O'Connor to Deliver Commencement Address; Will Also Receive Marshall-Wythe Medallion
The Law School ceremony, which will be held in the Sunken Garden on the College of William & Mary’s campus, begins at 3 p.m., and approximately 220 students in the J.D. and LL.M. programs will receive degrees. O’Connor also will offer remarks at the College’s campus-wide graduation ceremony, which begins at noon in William & Mary Hall.

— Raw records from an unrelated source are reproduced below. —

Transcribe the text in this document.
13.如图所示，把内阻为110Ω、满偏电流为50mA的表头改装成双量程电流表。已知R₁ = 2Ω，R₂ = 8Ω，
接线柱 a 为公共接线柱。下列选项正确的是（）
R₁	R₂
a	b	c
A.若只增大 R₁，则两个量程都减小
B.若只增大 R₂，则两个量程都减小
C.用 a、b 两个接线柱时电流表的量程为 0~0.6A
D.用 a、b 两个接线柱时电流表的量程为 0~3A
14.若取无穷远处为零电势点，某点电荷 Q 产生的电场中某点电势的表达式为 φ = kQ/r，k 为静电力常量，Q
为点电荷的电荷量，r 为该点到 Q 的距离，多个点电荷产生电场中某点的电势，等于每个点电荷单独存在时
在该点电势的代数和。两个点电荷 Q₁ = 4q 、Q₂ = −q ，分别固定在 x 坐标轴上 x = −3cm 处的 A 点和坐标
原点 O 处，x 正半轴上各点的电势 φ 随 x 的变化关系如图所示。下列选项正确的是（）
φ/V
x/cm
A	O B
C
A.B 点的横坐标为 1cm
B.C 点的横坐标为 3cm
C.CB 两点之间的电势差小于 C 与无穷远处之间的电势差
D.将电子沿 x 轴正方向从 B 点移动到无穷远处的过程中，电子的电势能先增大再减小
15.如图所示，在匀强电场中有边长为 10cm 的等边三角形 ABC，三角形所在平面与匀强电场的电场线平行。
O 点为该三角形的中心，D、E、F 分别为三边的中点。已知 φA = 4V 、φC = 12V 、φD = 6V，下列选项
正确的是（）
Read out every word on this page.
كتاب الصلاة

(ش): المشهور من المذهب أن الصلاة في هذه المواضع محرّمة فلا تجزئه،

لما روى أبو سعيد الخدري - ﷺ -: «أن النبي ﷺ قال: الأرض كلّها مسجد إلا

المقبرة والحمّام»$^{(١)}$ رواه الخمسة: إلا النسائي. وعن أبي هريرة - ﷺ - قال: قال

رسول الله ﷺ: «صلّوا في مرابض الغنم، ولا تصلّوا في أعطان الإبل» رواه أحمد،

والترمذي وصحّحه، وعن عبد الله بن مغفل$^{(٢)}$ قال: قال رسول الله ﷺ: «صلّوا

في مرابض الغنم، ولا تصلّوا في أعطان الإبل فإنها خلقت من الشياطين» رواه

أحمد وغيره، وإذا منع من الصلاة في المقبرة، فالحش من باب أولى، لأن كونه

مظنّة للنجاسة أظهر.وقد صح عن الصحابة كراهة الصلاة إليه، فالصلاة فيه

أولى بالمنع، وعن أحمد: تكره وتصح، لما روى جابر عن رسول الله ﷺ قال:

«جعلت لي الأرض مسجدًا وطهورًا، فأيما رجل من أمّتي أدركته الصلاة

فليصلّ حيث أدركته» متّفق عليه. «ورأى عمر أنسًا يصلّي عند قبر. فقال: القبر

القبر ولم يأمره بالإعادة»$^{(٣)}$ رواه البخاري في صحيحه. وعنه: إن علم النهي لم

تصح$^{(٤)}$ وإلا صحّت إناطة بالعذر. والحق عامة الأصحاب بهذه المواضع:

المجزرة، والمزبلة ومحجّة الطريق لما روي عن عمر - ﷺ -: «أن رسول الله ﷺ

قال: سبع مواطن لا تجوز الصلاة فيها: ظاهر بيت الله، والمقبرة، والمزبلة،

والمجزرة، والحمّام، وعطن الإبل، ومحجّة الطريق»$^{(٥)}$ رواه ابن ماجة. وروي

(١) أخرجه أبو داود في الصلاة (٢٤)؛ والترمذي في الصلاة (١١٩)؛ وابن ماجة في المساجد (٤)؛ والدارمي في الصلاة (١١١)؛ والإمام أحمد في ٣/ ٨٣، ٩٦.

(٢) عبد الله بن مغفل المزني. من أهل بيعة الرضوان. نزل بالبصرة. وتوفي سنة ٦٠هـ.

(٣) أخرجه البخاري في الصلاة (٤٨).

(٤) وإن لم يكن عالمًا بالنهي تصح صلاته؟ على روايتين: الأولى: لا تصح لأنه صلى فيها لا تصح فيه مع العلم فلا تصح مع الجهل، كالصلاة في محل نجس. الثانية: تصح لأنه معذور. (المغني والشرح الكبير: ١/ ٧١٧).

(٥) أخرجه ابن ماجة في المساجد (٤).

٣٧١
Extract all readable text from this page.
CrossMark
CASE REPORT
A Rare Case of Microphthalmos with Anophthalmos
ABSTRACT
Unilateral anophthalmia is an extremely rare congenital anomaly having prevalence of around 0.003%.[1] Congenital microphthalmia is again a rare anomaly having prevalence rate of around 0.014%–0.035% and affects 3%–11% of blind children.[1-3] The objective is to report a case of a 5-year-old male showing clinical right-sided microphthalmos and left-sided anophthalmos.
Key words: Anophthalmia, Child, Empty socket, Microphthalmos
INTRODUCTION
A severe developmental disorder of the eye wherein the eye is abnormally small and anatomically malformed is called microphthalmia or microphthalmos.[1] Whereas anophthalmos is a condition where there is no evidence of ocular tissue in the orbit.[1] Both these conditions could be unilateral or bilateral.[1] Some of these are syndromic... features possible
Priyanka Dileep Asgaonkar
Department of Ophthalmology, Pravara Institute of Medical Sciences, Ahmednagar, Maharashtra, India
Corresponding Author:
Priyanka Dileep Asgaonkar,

“Justice O’Connor enjoys enormous respect and affection among our students and faculty,” said Law School Dean Davison M. Douglas. “We are honored that she will address our students at graduation. We are also thrilled that we can confer on her the Marshall-Wythe Medallion, our law school’s highest honor. As measured by her impact on the development of American constitutional law, Justice O’Connor is one of the most significant jurists of the past half-century.”
Zachariah DeMeola ’10, 2009-10 President of the Law School’s Student Bar Association, said he was honored and delighted that O’Connor will speak at his class’s graduation. “As young lawyers we are fortunate to have such a central figure in American history and American law to send us off into the world and the profession we chose.”
O’Connor became William & Mary’s twenty-third Chancellor in 2006, following her retirement as Associate Justice of the U.S. Supreme Court. She succeeded former Secretary of State Henry A. Kissinger in the post.
O’Connor was the first woman to serve on the nation’s highest court.
Born in El Paso, Texas, she earned a B.A. from Stanford University and went on to graduate third in her class from Stanford Law School.
O’Connor began her judicial career in 1975, when she was elected judge of the Maricopa County (Arizona) Superior Court. Arizona Governor Bruce Babbitt appointed her to the Arizona Court of Appeals in 1979. She was nominated two years later by President Ronald Reagan to serve as Associate Justice on the U.S. Supreme Court, and was sworn in on September 25, 1981. She served on the Supreme Court for almost twenty-five years.